Many people's understanding of atomic science is filtered through the lens of the top secret Manhattan Project, particularly since the Oscar-winning film about one of its most prominent figures, J. Robert Oppenheimer.
The US's research and development project was set up in 1942 with the aim of producing the first nuclear weapons which would harness atomic power.
Dr Sumner said while it was headquartered and funded in the US, the project was made up scientists from across the world who "collaborated across national boundaries".
Among those recruited by Oppenheimer to join the team was Italian physicist Enrico Fermi.
It has been claimed he was first to split the atom during experiments in Rome in 1934, when he broke a nucleus into two or more smaller parts.

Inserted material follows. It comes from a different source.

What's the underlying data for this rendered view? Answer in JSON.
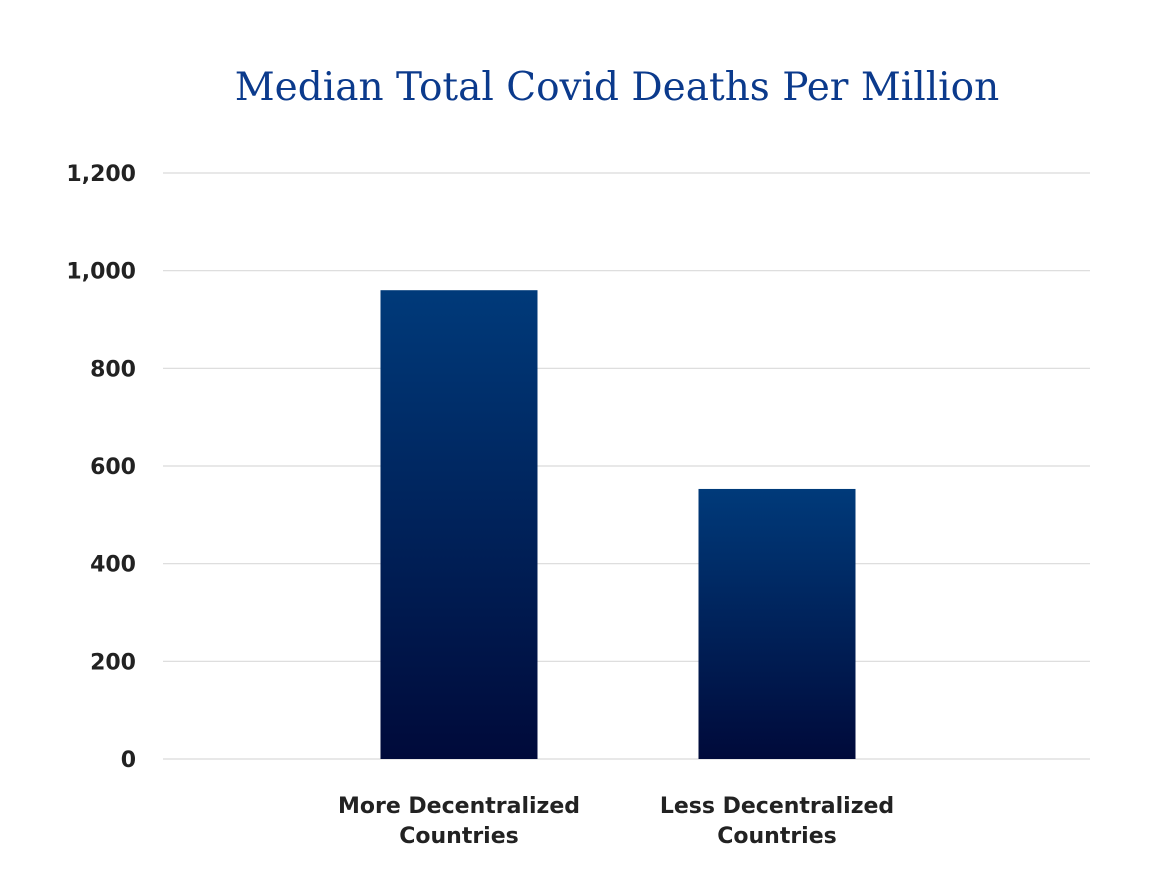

German chemists Otto Hahn, a former student of Rutherford's, and Fritz Strassmann, repeated his experiments over the next four years and by 1938, realised what Fermi had discovered was nuclear fission.
Fission sees the nucleus of unstable elements like uranium and plutonium split to release lots of energy.
Fermi fled Italy in 1939 and after arriving in Chicago, he built the first nuclear reactor, which induced and controlled a nuclear chain reaction, causing uranium atoms to continually split.
These, and the earlier efforts of Rutherford, laid the groundwork for the creation of atomic weapons, which harnessed the process of nuclear fission to devastating effect.
Dr Cliff said the Manhattan Project was "the sort of industrialization of that science to produce something that really has a huge impact on the world".
Where did it all lead?
Regardless of who was first to split the atom, the work of Rutherford, Walton, Cockcroft, Oppenheimer, Fermi, Geiger, Marsden and a host of other scientific pioneers paved the way for the nuclear age and the biggest science experiment in world history.
The Large Hadron Collider (LHC), a huge particle accelerator, was built underground beneath the Alps between 1998 and 2008 to smash atoms together and study the results.
It has led to discoveries such as the Higgs Boson - the so-called 'God particle' - and continues to allow scientists to investigate further and further into the subatomic world.
Dr Cliff, who is based at the LHC's home of Cern (European Organization for Nuclear Research), said the work there is focused on finding the "fundamental particles that make up the universe that we've not yet discovered", such as dark matter, an invisible substance which accounts for 80% of all matter and "everyone would love to find an explanation for".
He said those efforts "inherit directly" from Rutherford's early experiments, though were now "on a scale he could never have imagined".